Monday, September 26, 2011

No. 983 – November Hotel


Performer: Mad Season
Songwriters: Barrett Martin, Mike McCready, John Baker Saunders, Layne Staley
Original Release: Above
Year: 1995
Definitive Version: None

If you date anyone for any length of time—particularly someone who lives more than a 15-minute drive from you—eventually you get around to the notion that the constant commute is wasted time. In the summer of 1995, I was living in German Village, which is about a half-mile south of The Columbus Dispatch where I worked. Debbie lived near Reynoldsburg, which is at the far East reaches of metropolitan Columbus.

I was basically driving everywhere to do anything, and I was starting to get a little tired of it. So that’s when Debbie and I decided to move in together. It was a huge step, of course. I had never lived with anyone I was dating, and after being alone for six years, I wasn’t sure that I was willing to have someone else “invade my personal space.” But I was willing to give it a try. Even though she had never lived with someone to whom she wasn’t married, she was game. We decided that once her annual lease ran out in July, we’d make the move.

This decision led to the unofficial—though no less real—rift between me and my Dad’s side of the family, which then lasted for 4 years. I was never disinvited from anything, but Debbie was never invited to anything. The natural result was I hardly went to anything—the notable exception being things that involved my brothers Matt and Casey.
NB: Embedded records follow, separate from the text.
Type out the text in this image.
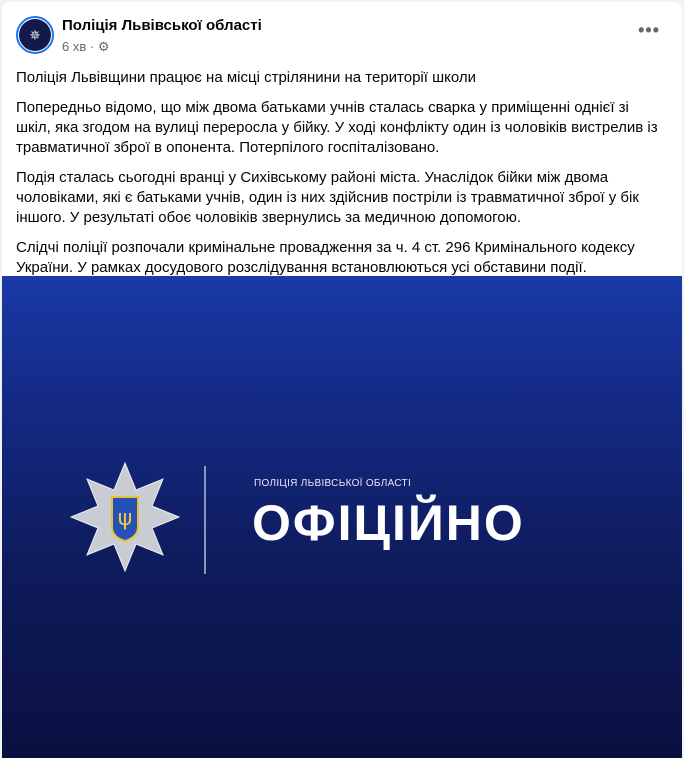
✵
Поліція Львівської області
6 хв · ⚙
•••

Поліція Львівщини працює на місці стрілянини на території школи

Попередньо відомо, що між двома батьками учнів сталась сварка у приміщенні однієї зі шкіл, яка згодом на вулиці переросла у бійку. У ході конфлікту один із чоловіків вистрелив із травматичної зброї в опонента. Потерпілого госпіталізовано.

Подія сталась сьогодні вранці у Сихівському районі міста. Унаслідок бійки між двома чоловіками, які є батьками учнів, один із них здійснив постріли із травматичної зброї у бік іншого. У результаті обоє чоловіків звернулись за медичною допомогою.

Слідчі поліції розпочали кримінальне провадження за ч. 4 ст. 296 Кримінального кодексу України. У рамках досудового розслідування встановлюються усі обставини події.

ψ
ПОЛІЦІЯ ЛЬВІВСЬКОЇ ОБЛАСТІ
ОФІЦІЙНО
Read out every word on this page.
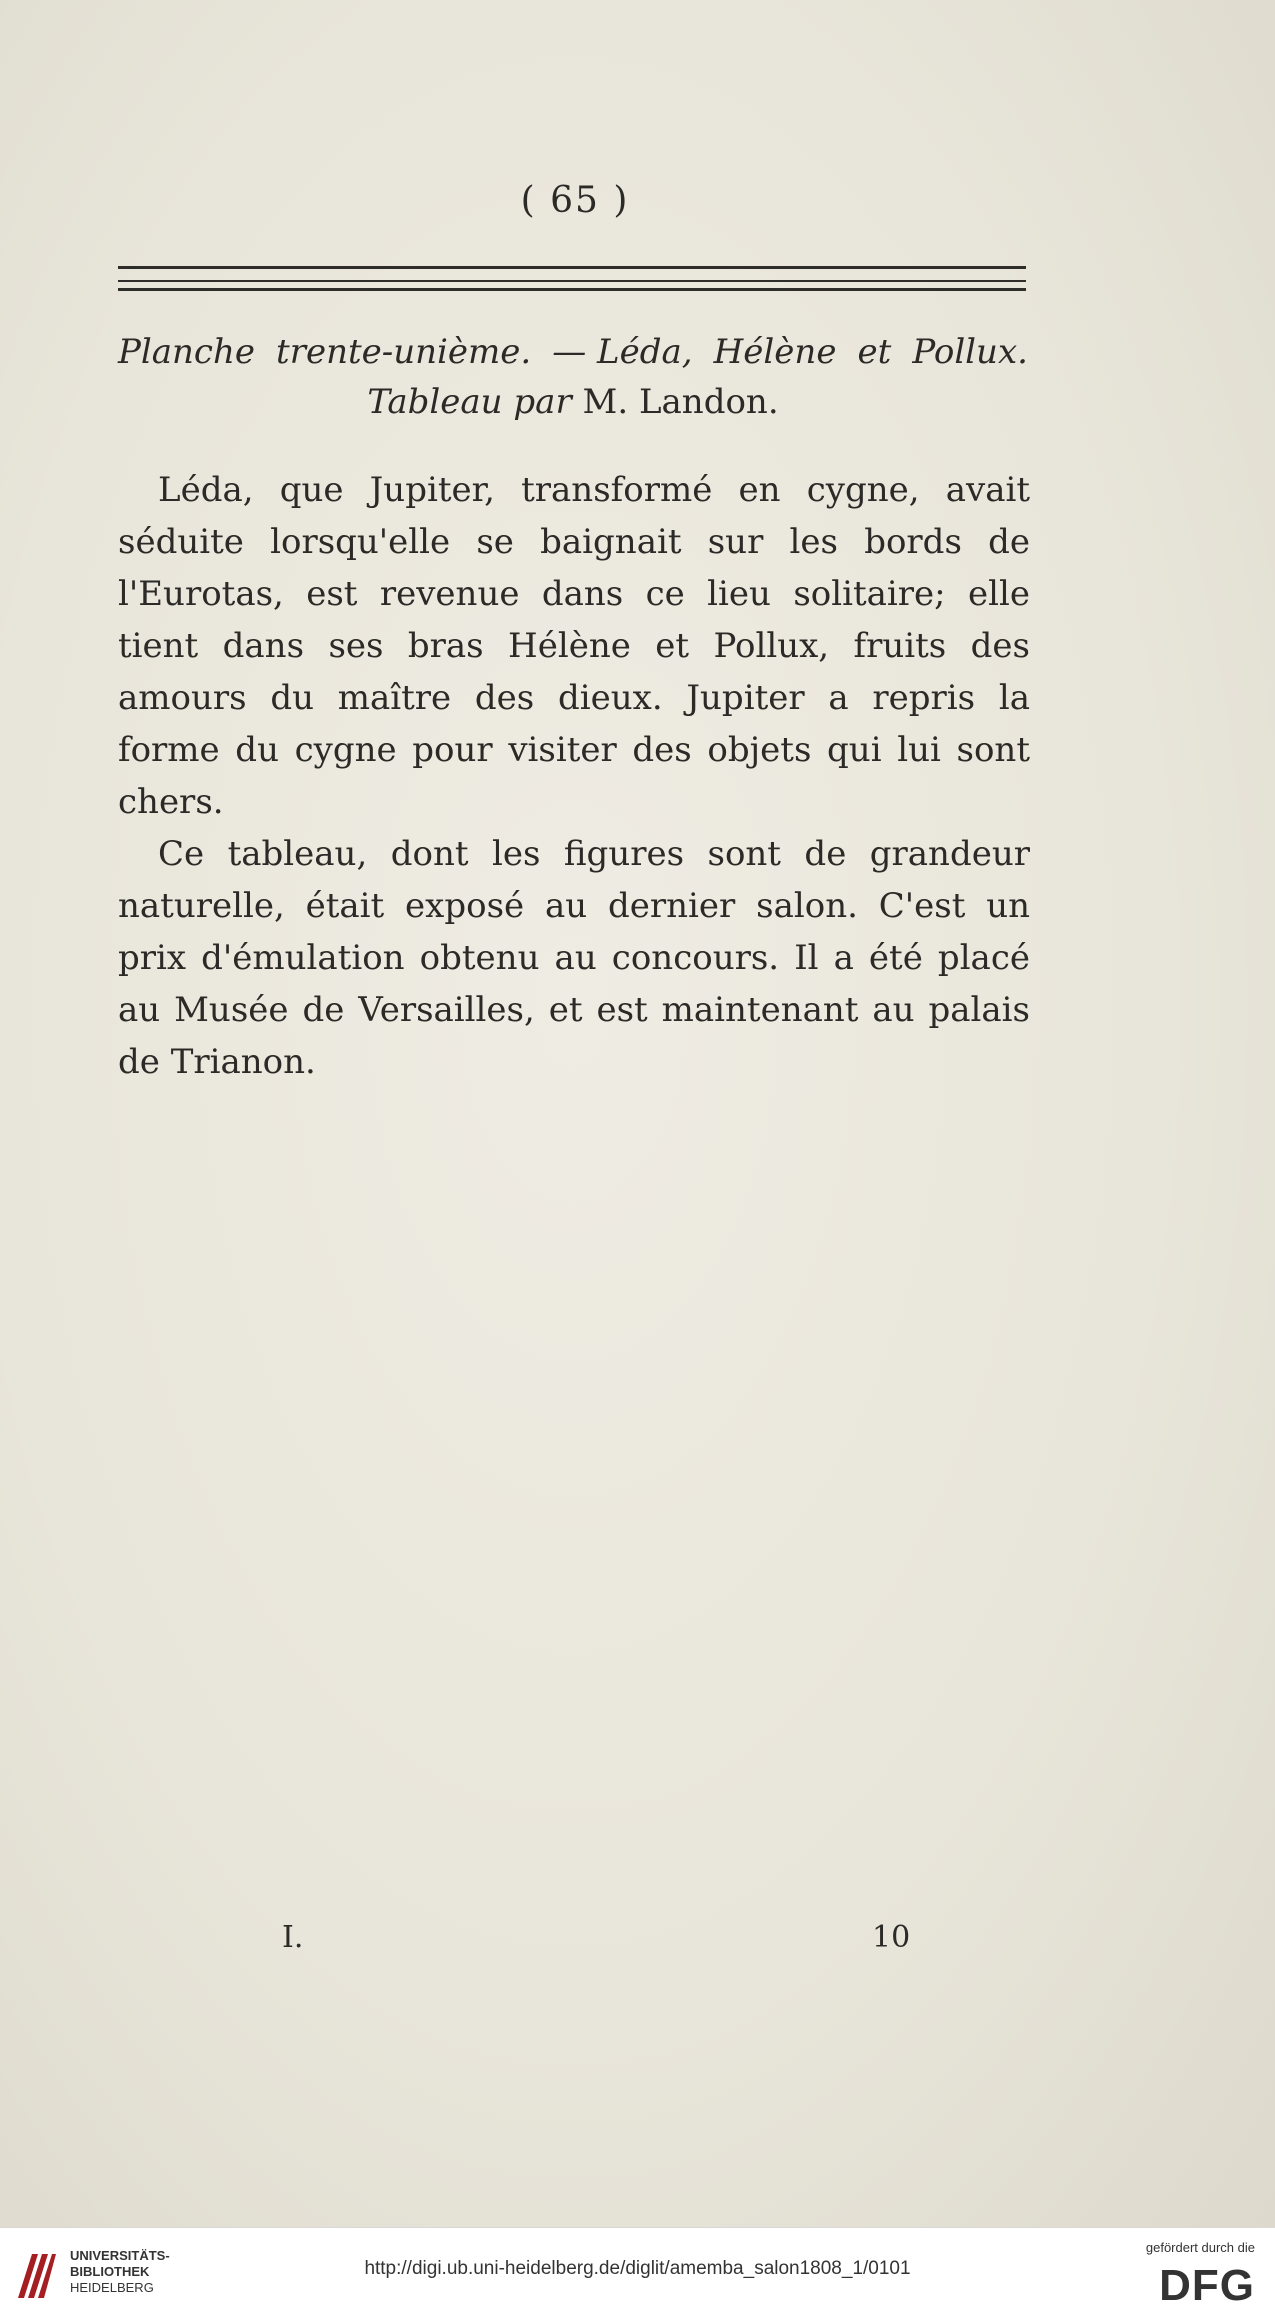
( 65 )
Planche trente-unième. — Léda, Hélène et Pollux.
Tableau par M. Landon.

Léda, que Jupiter, transformé en cygne, avait séduite lorsqu'elle se baignait sur les bords de l'Eurotas, est revenue dans ce lieu solitaire; elle tient dans ses bras Hélène et Pollux, fruits des amours du maître des dieux. Jupiter a repris la forme du cygne pour visiter des objets qui lui sont chers.

Ce tableau, dont les figures sont de grandeur naturelle, était exposé au dernier salon. C'est un prix d'émulation obtenu au concours. Il a été placé au Musée de Versailles, et est maintenant au palais de Trianon.

I.	10
UNIVERSITÄTS-
BIBLIOTHEK
HEIDELBERG
http://digi.ub.uni-heidelberg.de/diglit/amemba_salon1808_1/0101
gefördert durch die
DFG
Because this is the first time I’ve brought this up, I must make this disclaimer: Everything is totally cool now—water under the bridge—but what happened is a matter of record, and if I am writing about my life’s soundtrack, I have to mention this event at least in passing. What’s important for you to know is that there was a rift. I’ll explain why at a later, more appropriate point, but I’ll keep said discussion to as much of a minimum as I can. TMI and all that, you know.

Anyway, by this time I had turned Debbie on to the whole Seattle scene—just in time for it to be over. (My timing is nothing if not impeccable.) Nevertheless, when Above came out, we both loved it, and it was on my stereo all the time in the spring and summer of 1995 when we decided to move in together and start looking for places. So when I hear pretty much any song off that album—but this instrumental with its frantic guitar solo center in particular—I flash back to that time when I was willing to pay a high price for following my heart.